Brian Greenspun is editor of the Las Vegas Sun.
HERE'S a good one.
The Department of Energy is arguing that the state of Nevada should base any decision it makes about water use at Yucca Mountain on -- get this -- scientific evidence.
The person who made that argument to Nevada's state engineer, Mike Turnipseed, must be new to the world of hardball national politics and decades of DOE neglect as it relates to the Silver State. The fellow's name is Brent Kolvet and he's a lawyer for the DOE. Talk about sending in the clowns.
Now, I don't know Mr. Kolvet and I am willing to accept the fact that he may be a perfectly fine attorney, but in matters of nuclear waste and nuclear fairness to the people who live and work in this state, this guy is way out of his league. Otherwise, he'd never let the words "scientific evidence" slip from his lips when arguing anything that had to do with placing the high-level nuclear waste dump at Yucca Mountain.
For, unless you have been living under a rock for the past 20 years, it would be abundantly clear to anyone paying attention that science has next to nothing to do with Yucca Mountain. Unless, of course, you count the billions of dollars of taxpayer and ratepayer money that the nuke industry and Congress have been willing to waste on their way to justifying their decision to dump the dump on us.
The odd argument was presented to Turnipseed toward the end of a days-long hearing in which the state engineer will decide whether to allocate 430 acre feet of water for the DOE to use in the construction and operation of the nuclear dump. One of the reasons it is so odd is that the DOE has only used the pretense of science as a foundation for its political decision to shove the deadliest toxin known to man into Nevada's desert, just 90 miles from the heart of Las Vegas.
Everyone here has known for years that the billions of dollars being spent on scientific research at Yucca Mountain is solely for the purpose of finding the ways and means to justify Congress' decision back in the 1980s to forsake all other possible dumpsites in favor of the least politically damaging one -- Nevada's desert.
I have never been a proponent of burying the 10,000-year-old menace to life, health and happiness because I believe that 20th and now 21st century science should be able to come up with a better answer than that which has gotten us by for the first few thousand years. Whenever man has had a problem with what to do with something bad the answer has been to bury it. In some cases, that decision has led to billions of dollars of cleanup costs and thousands of deaths and dying because toxic chemicals have been buried instead of being properly disposed of.

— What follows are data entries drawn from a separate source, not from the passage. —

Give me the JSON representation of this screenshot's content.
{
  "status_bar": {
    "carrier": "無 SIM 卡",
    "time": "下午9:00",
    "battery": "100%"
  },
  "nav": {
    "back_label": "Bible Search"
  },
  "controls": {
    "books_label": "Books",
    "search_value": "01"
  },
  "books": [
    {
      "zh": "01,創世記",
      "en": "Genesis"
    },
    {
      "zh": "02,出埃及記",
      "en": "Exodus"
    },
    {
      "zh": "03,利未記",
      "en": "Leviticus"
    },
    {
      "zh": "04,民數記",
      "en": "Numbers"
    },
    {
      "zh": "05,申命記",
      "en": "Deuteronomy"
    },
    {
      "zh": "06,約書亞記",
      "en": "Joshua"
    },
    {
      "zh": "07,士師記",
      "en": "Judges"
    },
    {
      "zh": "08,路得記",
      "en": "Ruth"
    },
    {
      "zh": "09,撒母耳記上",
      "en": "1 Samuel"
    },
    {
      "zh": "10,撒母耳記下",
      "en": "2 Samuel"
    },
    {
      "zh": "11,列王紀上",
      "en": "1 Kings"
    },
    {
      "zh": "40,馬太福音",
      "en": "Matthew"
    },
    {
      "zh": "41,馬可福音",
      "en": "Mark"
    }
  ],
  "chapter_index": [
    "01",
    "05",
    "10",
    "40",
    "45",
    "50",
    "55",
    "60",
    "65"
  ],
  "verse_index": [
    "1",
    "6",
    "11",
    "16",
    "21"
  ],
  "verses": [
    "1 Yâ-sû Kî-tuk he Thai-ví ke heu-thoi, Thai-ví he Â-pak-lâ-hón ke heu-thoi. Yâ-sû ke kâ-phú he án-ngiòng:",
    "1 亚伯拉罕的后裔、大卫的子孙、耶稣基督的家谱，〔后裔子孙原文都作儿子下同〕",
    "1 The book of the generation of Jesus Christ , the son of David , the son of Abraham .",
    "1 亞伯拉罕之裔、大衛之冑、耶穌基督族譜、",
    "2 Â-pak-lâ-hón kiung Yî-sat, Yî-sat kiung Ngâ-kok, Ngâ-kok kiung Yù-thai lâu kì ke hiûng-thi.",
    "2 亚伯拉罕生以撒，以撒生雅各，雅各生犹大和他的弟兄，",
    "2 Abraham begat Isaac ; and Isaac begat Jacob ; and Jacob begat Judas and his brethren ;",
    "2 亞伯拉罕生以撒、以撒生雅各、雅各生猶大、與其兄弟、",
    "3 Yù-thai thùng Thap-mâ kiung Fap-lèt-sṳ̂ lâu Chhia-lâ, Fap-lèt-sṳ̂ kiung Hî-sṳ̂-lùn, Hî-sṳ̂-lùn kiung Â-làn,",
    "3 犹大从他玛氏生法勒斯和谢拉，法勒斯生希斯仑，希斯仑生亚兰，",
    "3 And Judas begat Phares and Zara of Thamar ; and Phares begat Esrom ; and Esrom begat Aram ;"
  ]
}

Does Love Canal ring a bell?
The fact of the matter is that as we approach the end of the 20th century, the scientific answers to many of our toughest problems are at our fingertips. So why use our hands to dig holes in the ground when our fingers can help compute far more effective and significantly less harmful solutions?

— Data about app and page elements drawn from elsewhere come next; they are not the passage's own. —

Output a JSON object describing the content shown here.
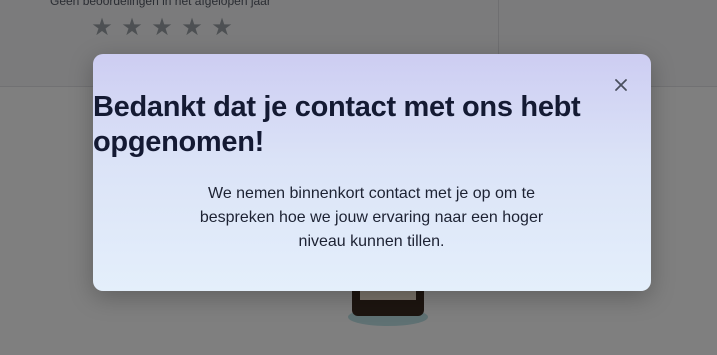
{
  "background": {
    "rating_caption": "Geen beoordelingen in het afgelopen jaar",
    "stars": [
      {
        "icon": "star-icon"
      },
      {
        "icon": "star-icon"
      },
      {
        "icon": "star-icon"
      },
      {
        "icon": "star-icon"
      },
      {
        "icon": "star-icon"
      }
    ]
  },
  "modal": {
    "title": "Bedankt dat je contact met ons hebt opgenomen!",
    "body": "We nemen binnenkort contact met je op om te bespreken hoe we jouw ervaring naar een hoger niveau kunnen tillen.",
    "close_icon": "close-icon"
  },
  "colors": {
    "overlay": "#000000",
    "modal_gradient_top": "#cdcdf2",
    "modal_gradient_bottom": "#e4effb",
    "title": "#141a33"
  }
}
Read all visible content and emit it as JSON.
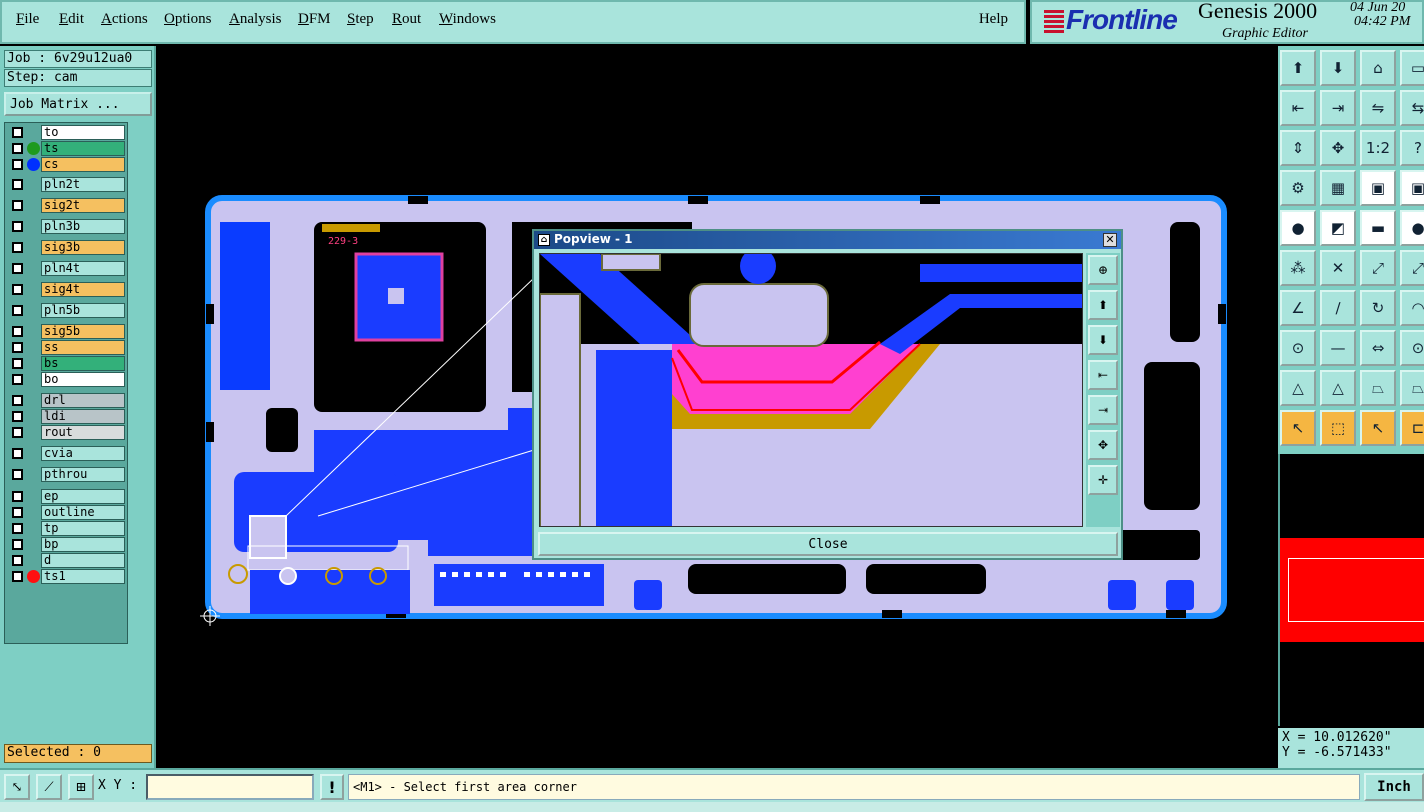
{
  "menu": {
    "items": [
      "File",
      "Edit",
      "Actions",
      "Options",
      "Analysis",
      "DFM",
      "Step",
      "Rout",
      "Windows"
    ],
    "help": "Help"
  },
  "brand": {
    "logo": "Frontline",
    "product": "Genesis 2000",
    "editor": "Graphic Editor",
    "date": "04 Jun 20",
    "time": "04:42 PM"
  },
  "job": {
    "job_label": "Job : 6v29u12ua0",
    "step_label": "Step: cam",
    "matrix_button": "Job Matrix ..."
  },
  "layers": [
    {
      "name": "to",
      "color": "#ffffff",
      "dot": null
    },
    {
      "name": "ts",
      "color": "#33b07a",
      "dot": "#1e9a1e"
    },
    {
      "name": "cs",
      "color": "#f5c060",
      "dot": "#0030ff"
    },
    {
      "name": "pln2t",
      "color": "#a9e4dc",
      "dot": null
    },
    {
      "name": "sig2t",
      "color": "#f5c060",
      "dot": null
    },
    {
      "name": "pln3b",
      "color": "#a9e4dc",
      "dot": null
    },
    {
      "name": "sig3b",
      "color": "#f5c060",
      "dot": null
    },
    {
      "name": "pln4t",
      "color": "#a9e4dc",
      "dot": null
    },
    {
      "name": "sig4t",
      "color": "#f5c060",
      "dot": null
    },
    {
      "name": "pln5b",
      "color": "#a9e4dc",
      "dot": null
    },
    {
      "name": "sig5b",
      "color": "#f5c060",
      "dot": null
    },
    {
      "name": "ss",
      "color": "#f5c060",
      "dot": null
    },
    {
      "name": "bs",
      "color": "#33b07a",
      "dot": null
    },
    {
      "name": "bo",
      "color": "#ffffff",
      "dot": null
    },
    {
      "name": "drl",
      "color": "#b8c4c8",
      "dot": null
    },
    {
      "name": "ldi",
      "color": "#b8c4c8",
      "dot": null
    },
    {
      "name": "rout",
      "color": "#d8dcdc",
      "dot": null
    },
    {
      "name": "cvia",
      "color": "#a9e4dc",
      "dot": null
    },
    {
      "name": "pthrou",
      "color": "#a9e4dc",
      "dot": null
    },
    {
      "name": "ep",
      "color": "#a9e4dc",
      "dot": null
    },
    {
      "name": "outline",
      "color": "#a9e4dc",
      "dot": null
    },
    {
      "name": "tp",
      "color": "#a9e4dc",
      "dot": null
    },
    {
      "name": "bp",
      "color": "#a9e4dc",
      "dot": null
    },
    {
      "name": "d",
      "color": "#a9e4dc",
      "dot": null
    },
    {
      "name": "ts1",
      "color": "#a9e4dc",
      "dot": "#ff1010"
    }
  ],
  "selected": "Selected : 0",
  "toolbar_icons": [
    "zoom-home-icon",
    "zoom-in-icon",
    "home-icon",
    "panel-icon",
    "pan-left-icon",
    "pan-right-icon",
    "mirror-icon",
    "snap-icon",
    "fit-vertical-icon",
    "fit-all-icon",
    "scale-icon",
    "help-icon",
    "measure-icon",
    "grid-icon",
    "layers-icon",
    "layers-alt-icon",
    "pad-icon",
    "line-icon",
    "ruler-icon",
    "circle-icon",
    "net-icon",
    "cross-icon",
    "snap-point-icon",
    "snap-alt-icon",
    "angle-icon",
    "diagonal-icon",
    "arc-icon",
    "arc-alt-icon",
    "select-pad-icon",
    "select-line-icon",
    "distance-icon",
    "select-alt-icon",
    "triangle-icon",
    "triangle-alt-icon",
    "trapezoid-icon",
    "trapezoid-alt-icon",
    "pointer-icon",
    "pointer-box-icon",
    "pointer-arrow-icon",
    "pointer-alt-icon"
  ],
  "coords": {
    "x": "X = 10.012620\"",
    "y": "Y = -6.571433\""
  },
  "popview": {
    "title": "Popview - 1",
    "close_button": "Close"
  },
  "status": {
    "xy_label": "X Y :",
    "xy_value": "",
    "warn": "!",
    "prompt": "<M1> - Select first area corner",
    "unit": "Inch"
  },
  "board_text": "229-3"
}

And the only person I have heard at the federal level -- besides our own congressional delegation -- use the word science when talking intelligently about Yucca Mountain is President Clinton. While Sens. Harry Reid and Dick Bryan have effectively garnered the 34 votes they need to sustain a presidential veto -- so far -- it is the president who has sent the message to Congress and the DOE that good science, not bad politics, should determine the appropriate solution to this national problem. So, all of a sudden, here comes an attorney into Nevada urging this state to rely on science when determining whether to give the DOE enough water to drown out the hopes and dreams of every Nevadan. Sorry, buddy, that just won't wash.
The public interest is important in deciding what to do with any of our natural resources. We shouldn't give our water, our air or anything else we have to someone who is going to use it to cause hundreds and thousands of years of death and destruction to our people and, potentially, multitudes of billions of dollars of damage to our tourist-based economy.

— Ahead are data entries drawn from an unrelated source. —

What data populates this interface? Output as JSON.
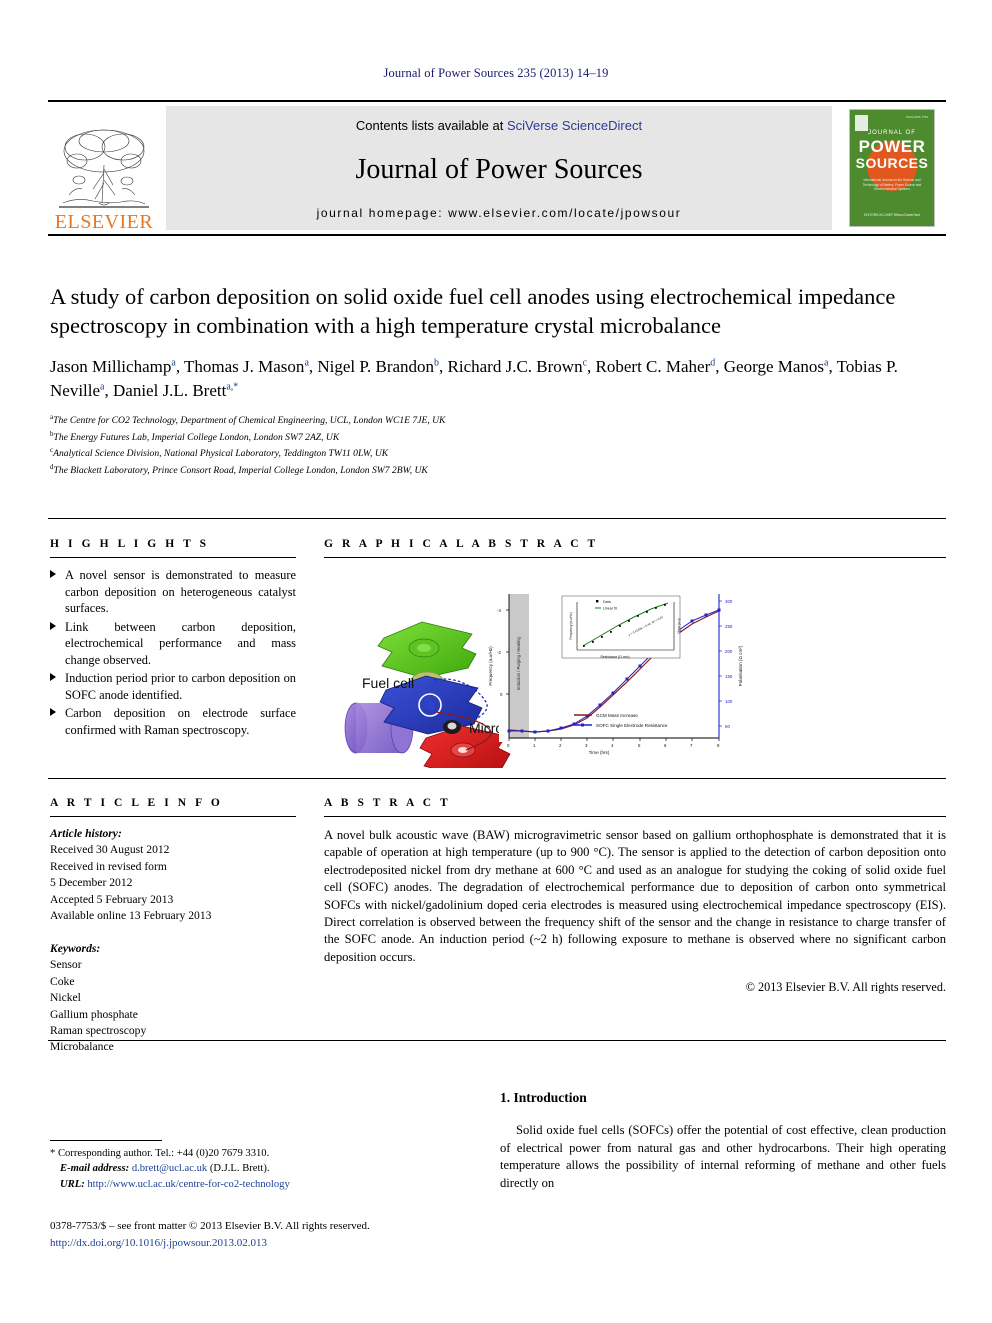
{
  "running_head": "Journal of Power Sources 235 (2013) 14–19",
  "masthead": {
    "contents_prefix": "Contents lists available at ",
    "sciencedirect": "SciVerse ScienceDirect",
    "journal_name": "Journal of Power Sources",
    "homepage": "journal homepage: www.elsevier.com/locate/jpowsour",
    "publisher_wordmark": "ELSEVIER",
    "cover": {
      "journal_of": "JOURNAL OF",
      "power": "POWER",
      "sources": "SOURCES",
      "issn": "ISSN 0378-7753",
      "subtitle": "International Journal on the Science and Technology of Battery, Power Source and Electrochemical Systems",
      "editors": "EDITORS-IN-CHIEF\nWilson-Davis/Yard"
    },
    "accent_orange": "#e87722",
    "cover_green": "#4e8a2e",
    "link_blue": "#2b3a96"
  },
  "article": {
    "title": "A study of carbon deposition on solid oxide fuel cell anodes using electrochemical impedance spectroscopy in combination with a high temperature crystal microbalance",
    "authors_line_1": "Jason Millichamp",
    "authors": [
      {
        "name": "Jason Millichamp",
        "sup": "a",
        "sep": ", "
      },
      {
        "name": "Thomas J. Mason",
        "sup": "a",
        "sep": ", "
      },
      {
        "name": "Nigel P. Brandon",
        "sup": "b",
        "sep": ", "
      },
      {
        "name": "Richard J.C. Brown",
        "sup": "c",
        "sep": ", "
      },
      {
        "name": "Robert C. Maher",
        "sup": "d",
        "sep": ", "
      },
      {
        "name": "George Manos",
        "sup": "a",
        "sep": ", "
      },
      {
        "name": "Tobias P. Neville",
        "sup": "a",
        "sep": ", "
      },
      {
        "name": "Daniel J.L. Brett",
        "sup": "a,*",
        "sep": ""
      }
    ],
    "affiliations": [
      {
        "sup": "a",
        "text": "The Centre for CO2 Technology, Department of Chemical Engineering, UCL, London WC1E 7JE, UK"
      },
      {
        "sup": "b",
        "text": "The Energy Futures Lab, Imperial College London, London SW7 2AZ, UK"
      },
      {
        "sup": "c",
        "text": "Analytical Science Division, National Physical Laboratory, Teddington TW11 0LW, UK"
      },
      {
        "sup": "d",
        "text": "The Blackett Laboratory, Prince Consort Road, Imperial College London, London SW7 2BW, UK"
      }
    ]
  },
  "highlights": {
    "heading": "H I G H L I G H T S",
    "items": [
      "A novel sensor is demonstrated to measure carbon deposition on heterogeneous catalyst surfaces.",
      "Link between carbon deposition, electrochemical performance and mass change observed.",
      "Induction period prior to carbon deposition on SOFC anode identified.",
      "Carbon deposition on electrode surface confirmed with Raman spectroscopy."
    ]
  },
  "graphical_abstract": {
    "heading": "G R A P H I C A L   A B S T R A C T",
    "labels": {
      "fuel_cell": "Fuel cell",
      "microbalance": "Microbalance"
    },
    "chart_data": {
      "type": "line",
      "title": "",
      "xlabel": "Time (hrs)",
      "ylabel_left": "Frequency (a.u/Hz)",
      "ylabel_right": "Polarisation (Ω cm²)",
      "xlim": [
        0,
        8
      ],
      "xticks": [
        0,
        1,
        2,
        3,
        4,
        5,
        6,
        7,
        8
      ],
      "left_ticks": [
        "-4",
        "-2",
        "0"
      ],
      "right_ticks": [
        "50",
        "100",
        "150",
        "200",
        "250",
        "300"
      ],
      "shaded_band_label": "Induction / Purging / Heating",
      "shaded_band_x": [
        0,
        0.85
      ],
      "legend_position": "bottom-center",
      "series": [
        {
          "name": "GCM Mass Increase",
          "color": "#8b1a1a",
          "marker": "none",
          "x": [
            0,
            0.5,
            1,
            1.5,
            2,
            2.5,
            3,
            3.5,
            4,
            4.5,
            5,
            5.5,
            6,
            6.5,
            7,
            7.5,
            8
          ],
          "y": [
            18,
            17,
            16,
            17,
            20,
            26,
            38,
            57,
            80,
            105,
            130,
            155,
            180,
            200,
            218,
            232,
            243
          ]
        },
        {
          "name": "SOFC Single Electrode Resistance",
          "color": "#2222cc",
          "marker": "square",
          "x": [
            0,
            0.5,
            1,
            1.5,
            2,
            2.5,
            3,
            3.5,
            4,
            4.5,
            5,
            5.5,
            6,
            6.5,
            7,
            7.5,
            8
          ],
          "y": [
            16,
            16,
            15,
            17,
            21,
            28,
            41,
            60,
            84,
            110,
            136,
            160,
            186,
            205,
            222,
            234,
            245
          ]
        }
      ],
      "inset": {
        "type": "scatter",
        "xlabel": "Resistance (Ω cm²)",
        "ylabel_left": "Frequency (a.u/Hz)",
        "ylabel_right": "Mass (a.u)",
        "xticks": [
          0,
          40,
          80,
          120,
          160,
          200
        ],
        "legend": [
          "Data",
          "Linear fit"
        ],
        "fit_color": "#1e7a1e",
        "data_color": "#000000",
        "annotation": "y = 0.0183x + 0.44, R² = 0.97"
      }
    }
  },
  "article_info": {
    "heading": "A R T I C L E   I N F O",
    "history_label": "Article history:",
    "history": [
      "Received 30 August 2012",
      "Received in revised form",
      "5 December 2012",
      "Accepted 5 February 2013",
      "Available online 13 February 2013"
    ],
    "keywords_label": "Keywords:",
    "keywords": [
      "Sensor",
      "Coke",
      "Nickel",
      "Gallium phosphate",
      "Raman spectroscopy",
      "Microbalance"
    ]
  },
  "abstract": {
    "heading": "A B S T R A C T",
    "text": "A novel bulk acoustic wave (BAW) microgravimetric sensor based on gallium orthophosphate is demonstrated that it is capable of operation at high temperature (up to 900 °C). The sensor is applied to the detection of carbon deposition onto electrodeposited nickel from dry methane at 600 °C and used as an analogue for studying the coking of solid oxide fuel cell (SOFC) anodes. The degradation of electrochemical performance due to deposition of carbon onto symmetrical SOFCs with nickel/gadolinium doped ceria electrodes is measured using electrochemical impedance spectroscopy (EIS). Direct correlation is observed between the frequency shift of the sensor and the change in resistance to charge transfer of the SOFC anode. An induction period (~2 h) following exposure to methane is observed where no significant carbon deposition occurs.",
    "copyright": "© 2013 Elsevier B.V. All rights reserved."
  },
  "footer": {
    "corresponding": "* Corresponding author. Tel.: +44 (0)20 7679 3310.",
    "email_label": "E-mail address:",
    "email": "d.brett@ucl.ac.uk",
    "email_suffix": "(D.J.L. Brett).",
    "url_label": "URL:",
    "url": "http://www.ucl.ac.uk/centre-for-co2-technology",
    "front_matter": "0378-7753/$ – see front matter © 2013 Elsevier B.V. All rights reserved.",
    "doi": "http://dx.doi.org/10.1016/j.jpowsour.2013.02.013"
  },
  "introduction": {
    "heading": "1. Introduction",
    "paragraph": "Solid oxide fuel cells (SOFCs) offer the potential of cost effective, clean production of electrical power from natural gas and other hydrocarbons. Their high operating temperature allows the possibility of internal reforming of methane and other fuels directly on"
  }
}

That's no more speculation, Mr. Kolvet, than the DOE's contention that the nuclear waste will stay stable for 10,000 years in Nevada's environment which, in case you didn't know, is prone to earthquakes and other natural disasters.
Stable, you say? How about that earthquake that shook all of Las Vegas awake last month. Imagine what would have happened to 70,000 tons of high-level death just waiting to shake its way loose into the water table or the air. The only speculation that exists is in which year that disaster is going to happen and which of our generations to come will pay that heavy price!
No, attorney Kolvet, Nevada doesn't buy your argument about science. We'd love to but, you see, your bosses in the nuclear power industry have made cynics of us all. Not about science, but about the motivation of Congress and its power company handlers.
It is in the public interest to use our water for good things. Not the bad thing you and yours want to shove down our throats.